Spitz ran as the candidate for Alliance 90/The Greens in the Unna I constituency for the 2013 federal election, and was placed 16th on the party's state list in North Rhine-Westphalia. In the constituency, he secured the third-best result with 5.6% of the vote, trailing the candidates from the SPD and CDU. As the North Rhine-Westphalia state branch of Alliance 90/The Greens won only 13 seats via the state list, his 16th-place ranking was insufficient for him to enter the Bundestag.

Following Alliance 90/The Greens' defeat in the 2013 election, Spitz announced he would not run again for the federal executive board. At one point, he was considered a potential successor to Steffi Lemke as the federal party secretary. However, Spitz announced he would forgo this candidacy to have more time for his family and studies in the future. Instead, he successfully ran for the party council 5 times in succession.

At the state party in Siegburg in June 2014, Spitz was elected as a member of the executive board of the North Rhine-Westphalia state chapter.

Spitz is a co-author of the Green Men's Manifesto.

Spitz led the 2021 coalition negotiations for Alliance 90/The Greens in the areas of digital innovations and digital infrastructure.
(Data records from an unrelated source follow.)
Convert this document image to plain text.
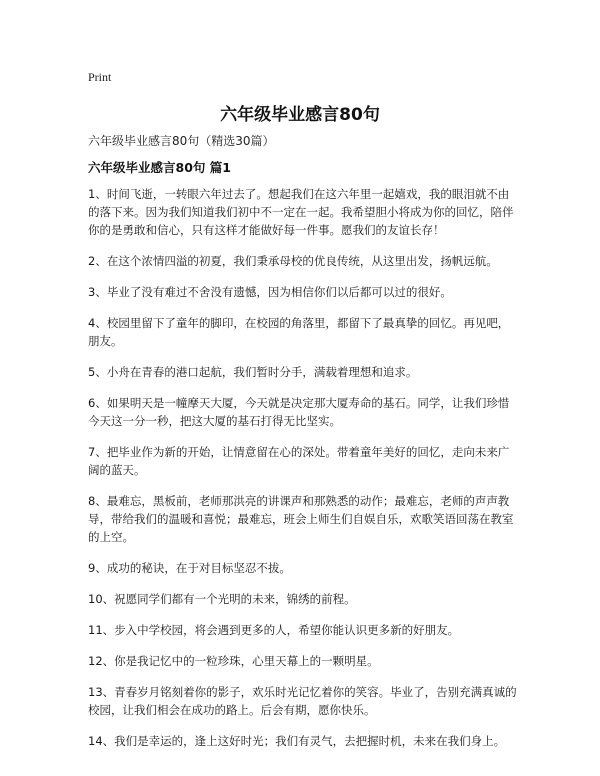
Print
六年级毕业感言80句
六年级毕业感言80句（精选30篇）
六年级毕业感言80句 篇1

1、时间飞逝，一转眼六年过去了。想起我们在这六年里一起嬉戏，我的眼泪就不由的落下来。因为我们知道我们初中不一定在一起。我希望胆小将成为你的回忆，陪伴你的是勇敢和信心，只有这样才能做好每一件事。愿我们的友谊长存！

2、在这个浓情四溢的初夏，我们秉承母校的优良传统，从这里出发，扬帆远航。

3、毕业了没有难过不舍没有遗憾，因为相信你们以后都可以过的很好。

4、校园里留下了童年的脚印，在校园的角落里，都留下了最真挚的回忆。再见吧，朋友。

5、小舟在青春的港口起航，我们暂时分手，满载着理想和追求。

6、如果明天是一幢摩天大厦，今天就是决定那大厦寿命的基石。同学，让我们珍惜今天这一分一秒，把这大厦的基石打得无比坚实。

7、把毕业作为新的开始，让情意留在心的深处。带着童年美好的回忆，走向未来广阔的蓝天。

8、最难忘，黑板前，老师那洪亮的讲课声和那熟悉的动作；最难忘，老师的声声教导，带给我们的温暖和喜悦；最难忘，班会上师生们自娱自乐，欢歌笑语回荡在教室的上空。

9、成功的秘诀，在于对目标坚忍不拔。

10、祝愿同学们都有一个光明的未来，锦绣的前程。

11、步入中学校园，将会遇到更多的人，希望你能认识更多新的好朋友。

12、你是我记忆中的一粒珍珠，心里天幕上的一颗明星。

13、青春岁月铭刻着你的影子，欢乐时光记忆着你的笑容。毕业了，告别充满真诚的校园，让我们相会在成功的路上。后会有期，愿你快乐。

14、我们是幸运的，逢上这好时光；我们有灵气，去把握时机，未来在我们身上。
== Internet Policy and Civil Rights ==
Spitz helped to build the Fairsharing network, which advocated for a flat-rate fee model for copyright violations (rather than a percentage of sales fine), and has served as one of their spokespersons. He was also the founder of the "Pro Net Neutrality" initiative in 2010 in Germany, which advocates for the legal enshrining of net neutrality.

In the summer of 2009, Spitz sued the mobile network operator T-Mobile to obtain his stored data, and subsequently made that data available to the newspaper Die Zeit in February 2011. The publication of this data was awarded the Grimme Online Award by the Grimme Institute for the Special category. Visualizations of this retained data also won a Gold LeadAward from the Lead-Academy for "Web Special of the year," as well as an Online Journalism Award in the category "Outstanding Informational Graphic or Data Visualization, Professional" from the Online News Association.

==Published Books==
- Daten – das Öl des 21. Jahrhunderts? Nachhaltigkeit im digitalen Zeitalter. (Translated title: Data – the Oil of the 21st Century? Sustainability in the Digital Age.) Hoffmann und Campe, Hamburg 2017, ISBN 978-3-455-00030-6.
- with Brigitte Biermann: Was macht ihr mit meinen Daten? (Translated title: What Are You Doing With My Data?) Hoffmann und Campe, Hamburg 2014, ISBN 978-3-455-50328-9.

== Personal life ==
Spitz lives in Berlin, and is married to fellow Greens politician Silke Gebel.